I am working on a ASP.NET Core MVC Application with .NET Core 2.1.200.
I have a response model and a static method to build this response model from the entity model.
public static EntityTypeResponseModel FromEntityType(Entity.EntityType entityType)
{
return new EntityTypeResponseModel
{
Id = entityType.Id,
Name = entityType.Name,
// NullReferenceException
Fields = entityType.EntityTypeFields?.Select(x => FieldResponseModel.FromField(x.Field))
};
}
Although I use null propagation a NullReferenceException is thrown.

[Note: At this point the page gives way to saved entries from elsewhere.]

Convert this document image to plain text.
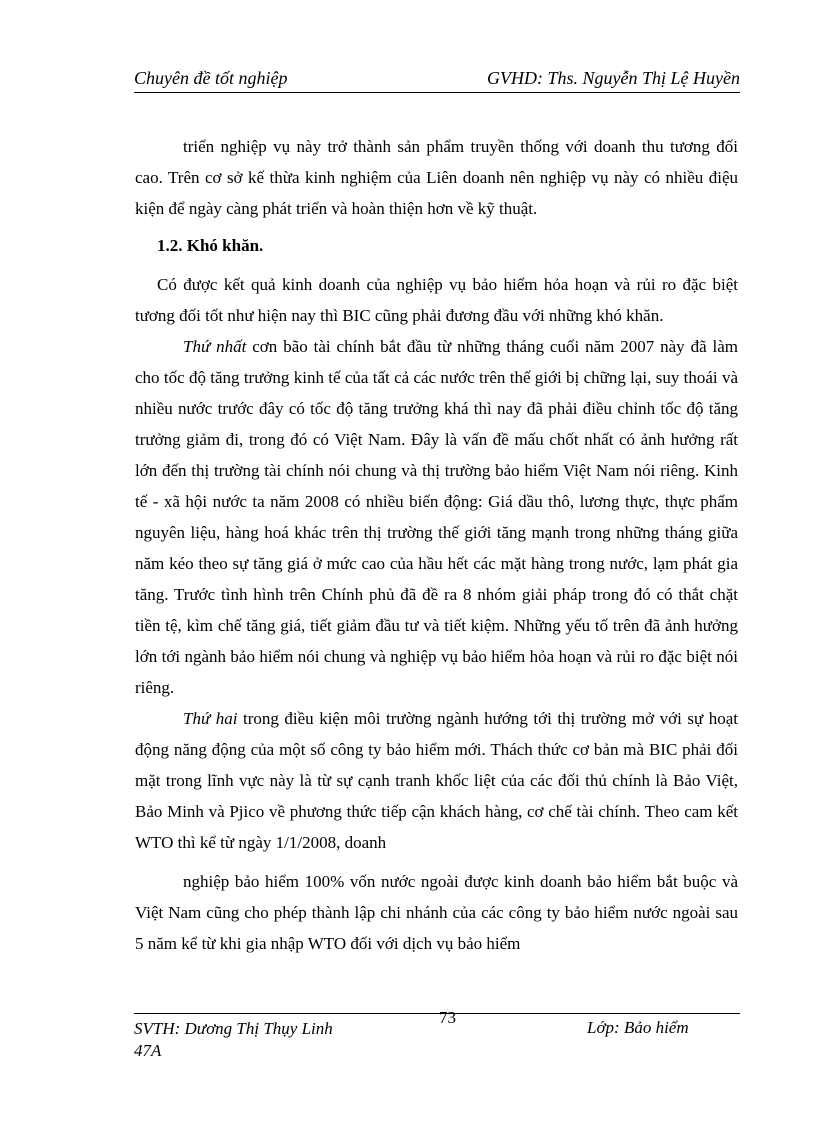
Chuyên đề tốt nghiệp	GVHD: Ths. Nguyễn Thị Lệ Huyền

triển nghiệp vụ này trở thành sản phẩm truyền thống với doanh thu tương đối cao. Trên cơ sở kế thừa kinh nghiệm của Liên doanh nên nghiệp vụ này có nhiều điệu kiện để ngày càng phát triển và hoàn thiện hơn về kỹ thuật.

1.2. Khó khăn.

Có được kết quả kinh doanh của nghiệp vụ bảo hiểm hỏa hoạn và rủi ro đặc biệt tương đối tốt như hiện nay thì BIC cũng phải đương đầu với những khó khăn.

Thứ nhất cơn bão tài chính bắt đầu từ những tháng cuối năm 2007 này đã làm cho tốc độ tăng trưởng kinh tế của tất cả các nước trên thế giới bị chững lại, suy thoái và nhiều nước trước đây có tốc độ tăng trưởng khá thì nay đã phải điều chỉnh tốc độ tăng trưởng giảm đi, trong đó có Việt Nam. Đây là vấn đề mấu chốt nhất có ảnh hưởng rất lớn đến thị trường tài chính nói chung và thị trường bảo hiểm Việt Nam nói riêng. Kinh tế - xã hội nước ta năm 2008 có nhiều biến động: Giá dầu thô, lương thực, thực phẩm nguyên liệu, hàng hoá khác trên thị trường thế giới tăng mạnh trong những tháng giữa năm kéo theo sự tăng giá ở mức cao của hầu hết các mặt hàng trong nước, lạm phát gia tăng. Trước tình hình trên Chính phủ đã đề ra 8 nhóm giải pháp trong đó có thắt chặt tiền tệ, kìm chế tăng giá, tiết giảm đầu tư và tiết kiệm. Những yếu tố trên đã ảnh hưởng lớn tới ngành bảo hiểm nói chung và nghiệp vụ bảo hiểm hỏa hoạn và rủi ro đặc biệt nói riêng.

Thứ hai trong điều kiện môi trường ngành hướng tới thị trường mở với sự hoạt động năng động của một số công ty bảo hiểm mới. Thách thức cơ bản mà BIC phải đối mặt trong lĩnh vực này là từ sự cạnh tranh khốc liệt của các đối thủ chính là Bảo Việt, Bảo Minh và Pjico về phương thức tiếp cận khách hàng, cơ chế tài chính. Theo cam kết WTO thì kể từ ngày 1/1/2008, doanh

nghiệp bảo hiểm 100% vốn nước ngoài được kinh doanh bảo hiểm bắt buộc và Việt Nam cũng cho phép thành lập chi nhánh của các công ty bảo hiểm nước ngoài sau 5 năm kể từ khi gia nhập WTO đối với dịch vụ bảo hiểm

SVTH: Dương Thị Thụy Linh
47A
73
Lớp: Bảo hiểm
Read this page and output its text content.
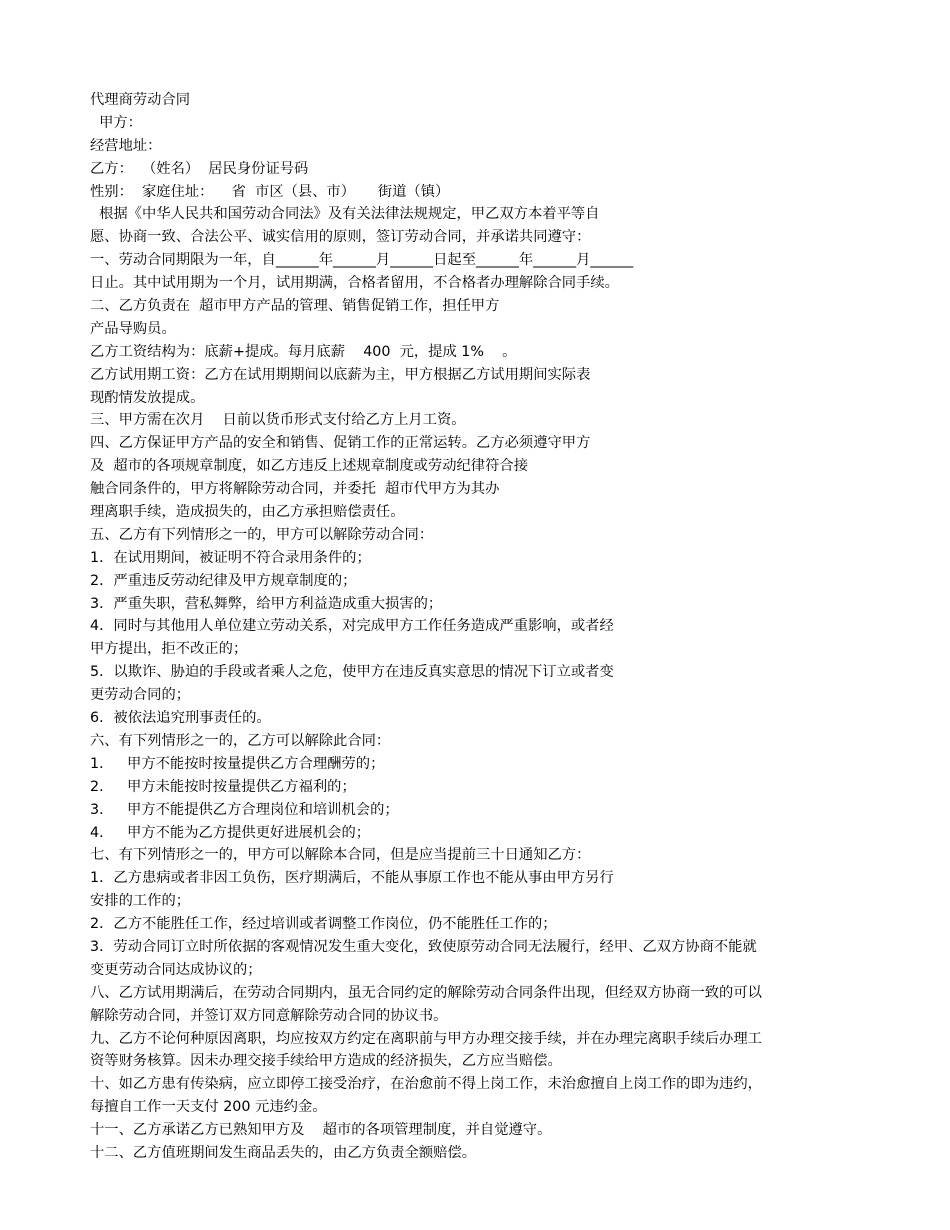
代理商劳动合同
甲方：
经营地址：
乙方：  （姓名）  居民身份证号码
性别：  家庭住址：    省  市区（县、市）     街道（镇）
根据《中华人民共和国劳动合同法》及有关法律法规规定，甲乙双方本着平等自
愿、协商一致、合法公平、诚实信用的原则，签订劳动合同，并承诺共同遵守：
一、劳动合同期限为一年，自______年______月______日起至______年______月______
日止。其中试用期为一个月，试用期满，合格者留用，不合格者办理解除合同手续。
二、乙方负责在  超市甲方产品的管理、销售促销工作，担任甲方
产品导购员。
乙方工资结构为：底薪+提成。每月底薪    400  元，提成 1%    。
乙方试用期工资：乙方在试用期期间以底薪为主，甲方根据乙方试用期间实际表
现酌情发放提成。
三、甲方需在次月    日前以货币形式支付给乙方上月工资。
四、乙方保证甲方产品的安全和销售、促销工作的正常运转。乙方必须遵守甲方
及  超市的各项规章制度，如乙方违反上述规章制度或劳动纪律符合接
触合同条件的，甲方将解除劳动合同，并委托  超市代甲方为其办
理离职手续，造成损失的，由乙方承担赔偿责任。
五、乙方有下列情形之一的，甲方可以解除劳动合同：
1．在试用期间，被证明不符合录用条件的；
2．严重违反劳动纪律及甲方规章制度的；
3．严重失职，营私舞弊，给甲方利益造成重大损害的；
4．同时与其他用人单位建立劳动关系，对完成甲方工作任务造成严重影响，或者经
甲方提出，拒不改正的；
5．以欺诈、胁迫的手段或者乘人之危，使甲方在违反真实意思的情况下订立或者变
更劳动合同的；
6．被依法追究刑事责任的。
六、有下列情形之一的，乙方可以解除此合同：
1．   甲方不能按时按量提供乙方合理酬劳的；
2．   甲方未能按时按量提供乙方福利的；
3．   甲方不能提供乙方合理岗位和培训机会的；
4．   甲方不能为乙方提供更好进展机会的；
七、有下列情形之一的，甲方可以解除本合同，但是应当提前三十日通知乙方：
1．乙方患病或者非因工负伤，医疗期满后，不能从事原工作也不能从事由甲方另行
安排的工作的；
2．乙方不能胜任工作，经过培训或者调整工作岗位，仍不能胜任工作的；
3．劳动合同订立时所依据的客观情况发生重大变化，致使原劳动合同无法履行，经甲、乙双方协商不能就
变更劳动合同达成协议的；
八、乙方试用期满后，在劳动合同期内，虽无合同约定的解除劳动合同条件出现，但经双方协商一致的可以
解除劳动合同，并签订双方同意解除劳动合同的协议书。
九、乙方不论何种原因离职，均应按双方约定在离职前与甲方办理交接手续，并在办理完离职手续后办理工
资等财务核算。因未办理交接手续给甲方造成的经济损失，乙方应当赔偿。
十、如乙方患有传染病，应立即停工接受治疗，在治愈前不得上岗工作，未治愈擅自上岗工作的即为违约，
每擅自工作一天支付 200 元违约金。
十一、乙方承诺乙方已熟知甲方及    超市的各项管理制度，并自觉遵守。
十二、乙方值班期间发生商品丢失的，由乙方负责全额赔偿。
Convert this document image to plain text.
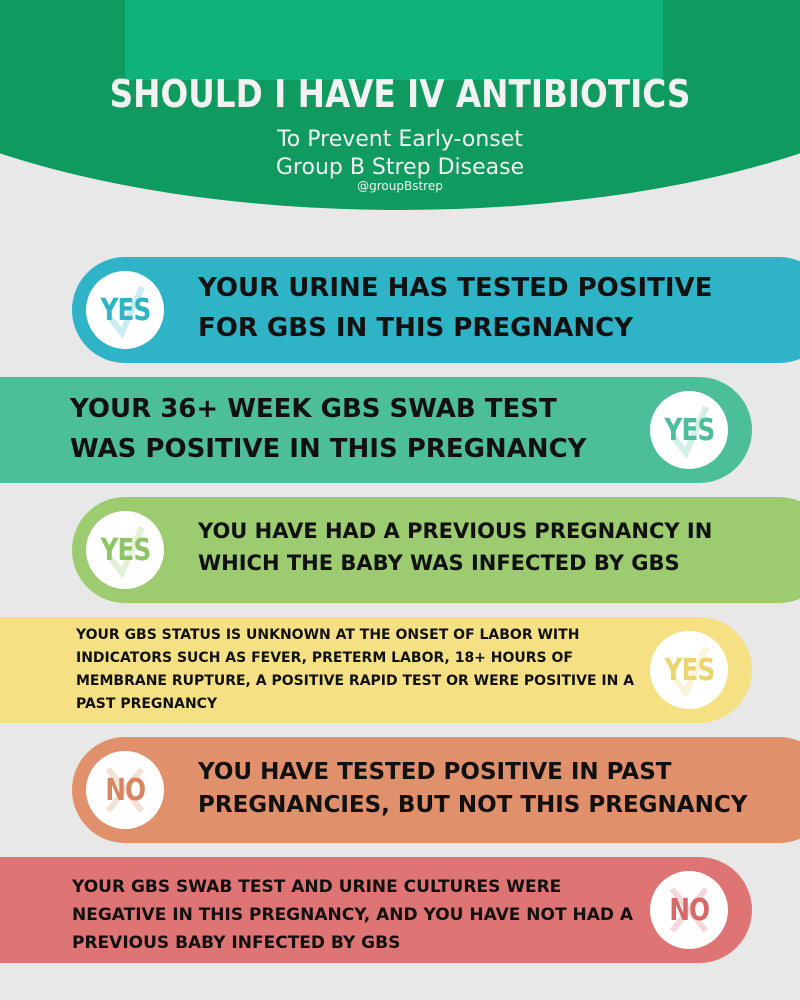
SHOULD I HAVE IV ANTIBIOTICS
To Prevent Early-onset
Group B Strep Disease
@groupBstrep
YES
YOUR URINE HAS TESTED POSITIVE FOR GBS IN THIS PREGNANCY
YES
YOUR 36+ WEEK GBS SWAB TEST WAS POSITIVE IN THIS PREGNANCY
YES
YOU HAVE HAD A PREVIOUS PREGNANCY IN WHICH THE BABY WAS INFECTED BY GBS
YES
YOUR GBS STATUS IS UNKNOWN AT THE ONSET OF LABOR WITH INDICATORS SUCH AS FEVER, PRETERM LABOR, 18+ HOURS OF MEMBRANE RUPTURE, A POSITIVE RAPID TEST OR WERE POSITIVE IN A PAST PREGNANCY
NO
YOU HAVE TESTED POSITIVE IN PAST PREGNANCIES, BUT NOT THIS PREGNANCY
NO
YOUR GBS SWAB TEST AND URINE CULTURES WERE NEGATIVE IN THIS PREGNANCY, AND YOU HAVE NOT HAD A PREVIOUS BABY INFECTED BY GBS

Doing a traditional null check fixes the issue:
public static EntityTypeResponseModel FromEntityType(Entity.EntityType entityType)
{
var entityTypeResponseModel = new EntityTypeResponseModel
{
Id = entityType.Id,
Name = entityType.Name
};
if (entityType.EntityTypeFields != null)
{
entityTypeResponseModel.Fields =
entityType.EntityTypeFields?.Select(x => FieldResponseModel.FromField(x.Field));
}
return entityTypeResponseModel;
}
Am I missing something? Is this a bug?
This was a mistake from myself. The method FieldResponseModel.FromField
expected a field which must not be null.
In the entity, I added entities (while going through the edit action of my controller) but via ID and not via entity object. After saving this object into the db context via await _db.SaveChangesAsync()
the navigation property of the ID-property did not automatically set (which I was expecting).
I ended up getting the entity from the db myself and set the entity object.
// bad
junctionEntity.FieldId = 1
// good
junctionEntity.Field = await _db.Fields.SingleAsync(x => x.Id == 1)
This works for me, there may be other solutions out there.